Como un meteórico viaje, aunque con todas las seguridades que le permitía su mirada crítica, podemos penetrar en los últimos años del trabajo de Pilar Insertis (Madrid, 1959), en la ruta sinuosa que comenzó como en aquella lejana elegía de Alberti de la niña que imaginaba recorrer mundos fantásticos a través de un atlas con su dedito convertido en blanco velero. Que, por otra parte, no dista mucho del real interés viajero de Pilar Insertis («Mi padre alimentaba mucho mi interés porque entonces viajaba continuamente a sitios remotísimos, como la India, Bali, Sri Lanka, la Patagonia… y me traía todo tipo de documentación»).
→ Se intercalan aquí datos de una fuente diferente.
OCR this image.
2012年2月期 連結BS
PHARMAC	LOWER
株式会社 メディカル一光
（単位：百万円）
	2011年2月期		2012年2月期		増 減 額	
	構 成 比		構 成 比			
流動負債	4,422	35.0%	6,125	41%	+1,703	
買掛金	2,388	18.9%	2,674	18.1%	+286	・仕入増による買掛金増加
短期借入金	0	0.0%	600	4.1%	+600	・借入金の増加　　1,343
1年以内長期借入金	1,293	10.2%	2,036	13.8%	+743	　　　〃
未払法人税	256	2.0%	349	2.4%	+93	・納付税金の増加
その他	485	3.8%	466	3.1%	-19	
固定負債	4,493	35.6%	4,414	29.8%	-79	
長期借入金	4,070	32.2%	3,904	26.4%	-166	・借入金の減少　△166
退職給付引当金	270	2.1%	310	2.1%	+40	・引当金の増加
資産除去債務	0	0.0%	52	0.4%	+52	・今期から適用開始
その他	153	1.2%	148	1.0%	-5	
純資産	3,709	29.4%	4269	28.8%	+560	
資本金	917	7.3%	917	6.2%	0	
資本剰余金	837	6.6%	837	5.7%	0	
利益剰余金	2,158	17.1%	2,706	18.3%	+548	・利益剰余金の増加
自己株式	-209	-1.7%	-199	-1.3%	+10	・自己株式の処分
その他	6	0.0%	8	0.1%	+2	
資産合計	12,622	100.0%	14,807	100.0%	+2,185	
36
Y entre esa necesidad de desplazarse y la de hacer «marchar» el proyecto las etapas se alimentaban con sucesivas y recíprocas confrontaciones, en la experiencia de nuevos materiales, la valoración totalizadora de la pintura en su tradición más permeable e irónica o travestida, taladrando todas las morales en la aparente trivialidad del paisaje, recorriéndolo entre agujeros y cenobios, en los orígenes que buscaba al hombre de la caverna paleolítica o en el Adán de la Creación de Miguel .Ángel. Pero ella puede permitirse freír el insidioso travestismo de la historia que reutiliza constante y conscientemente entre la ascesis o la mística de los conceptos, la ironía duchampiana, el renacimiento italiano o la admiración por Lovecraft. El paisaje marca un referente sólido y quizás un origen en su pintura, el punto más incisivo, porque incluso su obra más reciente, y pienso en cuadros más conceptualizables, como «Li-tai-pei» depura la antigua visión más clásica, pero constatan un ‘topos’ geográfico. En «Paisajes», la muestra del verano 87 en la Sala Amadís, el trayecto, a través de siete pintores, permitía vislumbrar los síntomas de la variabilidad y desde el ojo más ético de Fernández Saus o Matamoro, el término perdía progresivamente su imagen asociada al acercarnos a Lorente, Maldonado, Lita Mora y, sobre todo, a la ‘Torre de marfil» de Pilar Insertis.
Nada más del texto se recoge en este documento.